I pity mothers, too, down South,

Altho’ they sat amongst the scorners.

It is a curious experience, and one well worth trying, this ten days’ voyage. When you go on board at Liverpool, and look round at the first dinner, there are probably not half a dozen faces you ever saw before. By the time you walk out of the ship, bag in hand, on to the New York landing-place, there are scarcely half a dozen with» whom you have not a pleasant speaking acquaintance; while with a not inconsiderable number you feel (unless you have had singularly bad luck) as if you must have known them intimately for years, without having been aware of it. As you touch the land, the express men and hotel touts rush on you, and the spell is broken.
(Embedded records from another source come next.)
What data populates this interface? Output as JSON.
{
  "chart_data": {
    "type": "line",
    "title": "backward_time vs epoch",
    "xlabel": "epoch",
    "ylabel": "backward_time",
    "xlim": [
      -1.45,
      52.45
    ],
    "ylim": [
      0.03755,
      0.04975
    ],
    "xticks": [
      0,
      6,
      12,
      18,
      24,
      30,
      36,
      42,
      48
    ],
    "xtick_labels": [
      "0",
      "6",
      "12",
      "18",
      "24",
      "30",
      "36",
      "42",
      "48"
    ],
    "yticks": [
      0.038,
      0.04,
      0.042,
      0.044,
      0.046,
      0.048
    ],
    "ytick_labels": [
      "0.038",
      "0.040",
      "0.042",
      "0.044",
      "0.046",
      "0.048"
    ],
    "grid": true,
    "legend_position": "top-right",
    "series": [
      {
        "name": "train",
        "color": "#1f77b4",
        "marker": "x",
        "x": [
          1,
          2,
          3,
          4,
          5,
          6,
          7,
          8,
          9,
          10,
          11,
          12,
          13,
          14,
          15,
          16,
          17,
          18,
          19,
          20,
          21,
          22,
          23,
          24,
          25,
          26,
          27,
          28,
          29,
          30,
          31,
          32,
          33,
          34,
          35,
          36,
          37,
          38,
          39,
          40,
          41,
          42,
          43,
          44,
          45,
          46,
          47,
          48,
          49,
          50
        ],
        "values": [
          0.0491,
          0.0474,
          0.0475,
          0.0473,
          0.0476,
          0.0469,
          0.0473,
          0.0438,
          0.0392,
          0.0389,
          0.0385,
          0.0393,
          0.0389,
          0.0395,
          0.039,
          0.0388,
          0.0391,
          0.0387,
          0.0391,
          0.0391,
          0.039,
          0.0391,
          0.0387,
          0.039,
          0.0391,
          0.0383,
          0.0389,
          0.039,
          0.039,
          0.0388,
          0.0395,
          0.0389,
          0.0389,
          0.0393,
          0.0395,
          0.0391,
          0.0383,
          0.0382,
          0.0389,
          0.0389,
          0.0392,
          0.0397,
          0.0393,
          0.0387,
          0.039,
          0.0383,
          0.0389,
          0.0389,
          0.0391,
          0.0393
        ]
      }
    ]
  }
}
The little society resolves itself at their touch into separate atoms, which are whirled away, without time to wish one another God-speed, into the turbulent ocean of New York life, never again to be gathered together as a society in this world, for worship, for food, or fun. “The present life of man, 0 king!” said a Saxon thane in Edwin’s Witenagemot, when they were consulting whether Augustine and his priests should be allowed to settle at Canterbury, “reminds me of one of your winter feasts where you sit with your thanes and counsellors. The hearth blazes in our midst, and a grateful heat is spread around, while storms of rain and snow are raging without. A little sparrow enters at one door and flies delighted around us, till it departs through the other. Such is the life of man, and we are as ignorant of the state which went before us as of that which will follow it. Things being so,” went on the thane, “I feel that if this new faith can give us more certainty, it deserves to be received,”—which last sentiment has, I allow, no bearing on the present subject, nor, perhaps you will say, has the rest of it. But somehow the old story came into my head so vividly as I was leaving the steamer, that I feel like tossing it on to your readers, to see what they can make of it; though I own, on looking at it again, I am not myself clear as to the interpretation, or whether I am the sparrow or the thane.

New York is more overwhelming than ever,—surely the most tremendous human mill on this planet; but I must not begin upon it at the end of a letter.